The packaging contains four different colored pills. The recall came about because the colors in three lots are out of order. Three colors have varying amounts of active ingredients and a fourth contains an inactive ingredient. In correct packets, there are seven white to off-white tablets in the top row and seven green tablets on the bottom row.

As a result of this packaging error, the daily regimen for these oral contraceptives may be incorrect and could leave women without adequate contraception, and at risk for unintended pregnancy, a Glenmark spokesman said in a statement.

Affected lot numbers are:

  • 04110101
  • 04110106
  • 04110107
  • 04110114
  • 04110124
  • 04110129
  • 04110134

Glenmark distributed the pills between September and December with expiration dates between July and September 2013. Packets with an affected lot number or any packet with the lot number or expiration date not visible is subject to the recall and should be returned to a pharmacy.

Any patient with the affected product should switch to a non-hormonal method of contraception such as condoms, a Glenmark spokesman said in a statement.

This is extremely disturbing, Steven Goldstein, an obstetrician-gynecologist at New York University Langone Medical Center and Professor at the NYU School of Medicine, told Agence France-Presse.

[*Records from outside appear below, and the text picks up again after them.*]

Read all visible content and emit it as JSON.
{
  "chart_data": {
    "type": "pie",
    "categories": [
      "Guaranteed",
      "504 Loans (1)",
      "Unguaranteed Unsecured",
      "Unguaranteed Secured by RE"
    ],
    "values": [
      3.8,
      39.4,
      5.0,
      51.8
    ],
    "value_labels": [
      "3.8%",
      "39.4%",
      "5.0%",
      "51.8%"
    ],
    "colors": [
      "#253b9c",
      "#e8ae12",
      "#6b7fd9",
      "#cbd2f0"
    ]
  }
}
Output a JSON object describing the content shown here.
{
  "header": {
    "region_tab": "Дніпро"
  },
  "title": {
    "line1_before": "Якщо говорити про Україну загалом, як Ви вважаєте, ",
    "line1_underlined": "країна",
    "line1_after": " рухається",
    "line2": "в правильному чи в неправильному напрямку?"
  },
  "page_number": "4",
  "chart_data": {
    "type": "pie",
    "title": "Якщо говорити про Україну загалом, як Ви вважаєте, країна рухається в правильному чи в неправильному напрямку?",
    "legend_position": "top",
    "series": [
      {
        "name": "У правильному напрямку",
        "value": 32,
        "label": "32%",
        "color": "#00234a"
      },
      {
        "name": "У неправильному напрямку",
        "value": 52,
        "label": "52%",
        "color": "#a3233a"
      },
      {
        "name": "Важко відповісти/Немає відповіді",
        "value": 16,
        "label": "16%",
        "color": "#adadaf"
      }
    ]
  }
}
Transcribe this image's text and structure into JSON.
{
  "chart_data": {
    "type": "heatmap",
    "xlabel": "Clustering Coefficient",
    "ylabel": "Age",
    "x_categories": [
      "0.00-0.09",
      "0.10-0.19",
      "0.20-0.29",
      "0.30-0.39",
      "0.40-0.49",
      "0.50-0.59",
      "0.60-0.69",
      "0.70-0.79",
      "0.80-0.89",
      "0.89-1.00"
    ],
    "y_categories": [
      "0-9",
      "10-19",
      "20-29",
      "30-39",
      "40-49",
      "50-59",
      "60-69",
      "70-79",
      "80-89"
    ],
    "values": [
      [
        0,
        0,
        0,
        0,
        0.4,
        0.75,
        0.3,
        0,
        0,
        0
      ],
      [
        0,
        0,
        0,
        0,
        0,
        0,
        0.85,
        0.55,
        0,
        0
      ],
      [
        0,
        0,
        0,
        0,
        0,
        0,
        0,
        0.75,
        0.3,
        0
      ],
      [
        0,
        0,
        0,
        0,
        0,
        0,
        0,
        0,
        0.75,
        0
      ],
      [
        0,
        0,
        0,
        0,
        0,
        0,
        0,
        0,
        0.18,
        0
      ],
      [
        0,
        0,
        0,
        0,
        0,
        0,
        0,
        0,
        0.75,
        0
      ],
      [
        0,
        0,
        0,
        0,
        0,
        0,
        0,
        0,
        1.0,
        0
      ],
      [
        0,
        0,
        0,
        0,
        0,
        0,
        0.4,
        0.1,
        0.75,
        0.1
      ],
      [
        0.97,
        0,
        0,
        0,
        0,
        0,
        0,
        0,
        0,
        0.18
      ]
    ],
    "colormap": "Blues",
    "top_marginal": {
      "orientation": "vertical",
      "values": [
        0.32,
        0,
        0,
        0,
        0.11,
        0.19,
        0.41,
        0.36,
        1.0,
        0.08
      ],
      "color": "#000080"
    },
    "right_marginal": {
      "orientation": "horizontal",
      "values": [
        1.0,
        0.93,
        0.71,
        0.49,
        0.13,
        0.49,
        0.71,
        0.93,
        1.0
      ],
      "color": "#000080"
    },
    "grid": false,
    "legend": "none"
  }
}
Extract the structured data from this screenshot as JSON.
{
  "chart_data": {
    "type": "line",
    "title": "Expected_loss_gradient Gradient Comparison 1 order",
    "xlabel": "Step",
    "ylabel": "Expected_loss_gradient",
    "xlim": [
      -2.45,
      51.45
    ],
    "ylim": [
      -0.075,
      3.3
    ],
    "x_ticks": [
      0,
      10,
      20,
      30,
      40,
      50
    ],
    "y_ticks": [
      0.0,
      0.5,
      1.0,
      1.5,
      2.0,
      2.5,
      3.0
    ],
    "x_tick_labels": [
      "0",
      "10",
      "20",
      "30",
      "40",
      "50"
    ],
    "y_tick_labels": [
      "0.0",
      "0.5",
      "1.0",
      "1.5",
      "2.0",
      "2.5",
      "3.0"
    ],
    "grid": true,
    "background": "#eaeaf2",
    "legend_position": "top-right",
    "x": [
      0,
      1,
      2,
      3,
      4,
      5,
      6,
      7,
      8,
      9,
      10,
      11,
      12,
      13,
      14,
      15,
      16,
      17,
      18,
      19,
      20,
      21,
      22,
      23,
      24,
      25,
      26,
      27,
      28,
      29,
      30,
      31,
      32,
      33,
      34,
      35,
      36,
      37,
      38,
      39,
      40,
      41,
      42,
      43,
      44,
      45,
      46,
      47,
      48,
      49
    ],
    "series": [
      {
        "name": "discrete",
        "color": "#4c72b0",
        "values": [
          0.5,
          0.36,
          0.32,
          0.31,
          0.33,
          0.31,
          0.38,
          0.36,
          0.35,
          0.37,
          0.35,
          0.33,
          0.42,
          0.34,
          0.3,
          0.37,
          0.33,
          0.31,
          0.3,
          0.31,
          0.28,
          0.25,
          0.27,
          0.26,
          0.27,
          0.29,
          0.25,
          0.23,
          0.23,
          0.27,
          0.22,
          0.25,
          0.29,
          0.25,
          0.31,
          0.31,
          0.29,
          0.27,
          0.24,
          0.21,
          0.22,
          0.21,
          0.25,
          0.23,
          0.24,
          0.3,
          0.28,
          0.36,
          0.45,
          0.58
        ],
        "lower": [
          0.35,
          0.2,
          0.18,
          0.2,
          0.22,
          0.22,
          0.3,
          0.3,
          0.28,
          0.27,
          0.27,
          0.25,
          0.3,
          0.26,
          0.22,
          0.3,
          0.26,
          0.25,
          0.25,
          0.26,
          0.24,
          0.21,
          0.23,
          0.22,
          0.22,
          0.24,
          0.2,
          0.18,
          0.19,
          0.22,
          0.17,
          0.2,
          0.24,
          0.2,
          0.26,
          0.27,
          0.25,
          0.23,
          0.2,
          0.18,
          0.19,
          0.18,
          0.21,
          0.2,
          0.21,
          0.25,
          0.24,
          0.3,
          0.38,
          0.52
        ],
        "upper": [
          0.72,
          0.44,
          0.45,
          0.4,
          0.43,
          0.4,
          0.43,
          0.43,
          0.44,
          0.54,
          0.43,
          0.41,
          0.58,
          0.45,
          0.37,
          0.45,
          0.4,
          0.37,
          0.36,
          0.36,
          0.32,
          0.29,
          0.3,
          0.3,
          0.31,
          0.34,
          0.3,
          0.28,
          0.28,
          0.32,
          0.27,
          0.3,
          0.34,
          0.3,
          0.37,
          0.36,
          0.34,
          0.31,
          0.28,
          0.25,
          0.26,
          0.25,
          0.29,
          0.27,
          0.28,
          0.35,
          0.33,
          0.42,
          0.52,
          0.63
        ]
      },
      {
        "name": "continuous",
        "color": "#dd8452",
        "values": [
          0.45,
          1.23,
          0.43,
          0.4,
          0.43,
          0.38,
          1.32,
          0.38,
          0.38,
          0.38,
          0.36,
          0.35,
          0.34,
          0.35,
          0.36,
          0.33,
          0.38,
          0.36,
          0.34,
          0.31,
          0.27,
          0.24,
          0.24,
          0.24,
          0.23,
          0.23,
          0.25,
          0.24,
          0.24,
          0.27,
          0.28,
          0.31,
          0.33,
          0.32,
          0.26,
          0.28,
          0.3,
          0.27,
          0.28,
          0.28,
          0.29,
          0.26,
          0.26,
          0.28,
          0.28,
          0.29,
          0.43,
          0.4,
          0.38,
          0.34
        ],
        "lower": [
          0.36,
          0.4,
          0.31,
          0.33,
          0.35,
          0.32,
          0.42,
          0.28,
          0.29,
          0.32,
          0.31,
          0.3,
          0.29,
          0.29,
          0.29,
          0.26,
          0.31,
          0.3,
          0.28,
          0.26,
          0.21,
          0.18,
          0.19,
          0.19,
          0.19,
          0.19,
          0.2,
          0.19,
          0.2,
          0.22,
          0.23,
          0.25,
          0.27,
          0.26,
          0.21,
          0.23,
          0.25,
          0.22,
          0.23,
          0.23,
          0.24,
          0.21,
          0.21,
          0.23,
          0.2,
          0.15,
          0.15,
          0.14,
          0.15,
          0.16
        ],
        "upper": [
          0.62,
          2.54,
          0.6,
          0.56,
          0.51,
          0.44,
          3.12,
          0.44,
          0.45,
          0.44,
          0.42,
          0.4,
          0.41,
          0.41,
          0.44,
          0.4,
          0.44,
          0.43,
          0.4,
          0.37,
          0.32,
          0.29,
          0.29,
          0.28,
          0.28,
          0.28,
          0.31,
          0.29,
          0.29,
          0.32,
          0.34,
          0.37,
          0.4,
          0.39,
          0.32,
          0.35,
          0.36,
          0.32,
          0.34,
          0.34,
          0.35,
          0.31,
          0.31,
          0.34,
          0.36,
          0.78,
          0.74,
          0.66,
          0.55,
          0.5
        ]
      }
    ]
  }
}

This problem with generics manufactured outside of the USA is of great concern to me as a clinician. I often allow and encourage patients to try generics as long as they do not have nuisance side effects. However I have always assumed them of equal quality control to the branded products.

This recall is the second major birth control pill recall this month. Pfizer recalled approximately 1 million packets of Lo/Ovral-28 and its generic form on Feb. 1 when they found some packets contained wrong numbers of inert or active tablets and had some tablets out of sequence.  

Another recall was issued by pharmaceutical company Qualitest in September over the same problem.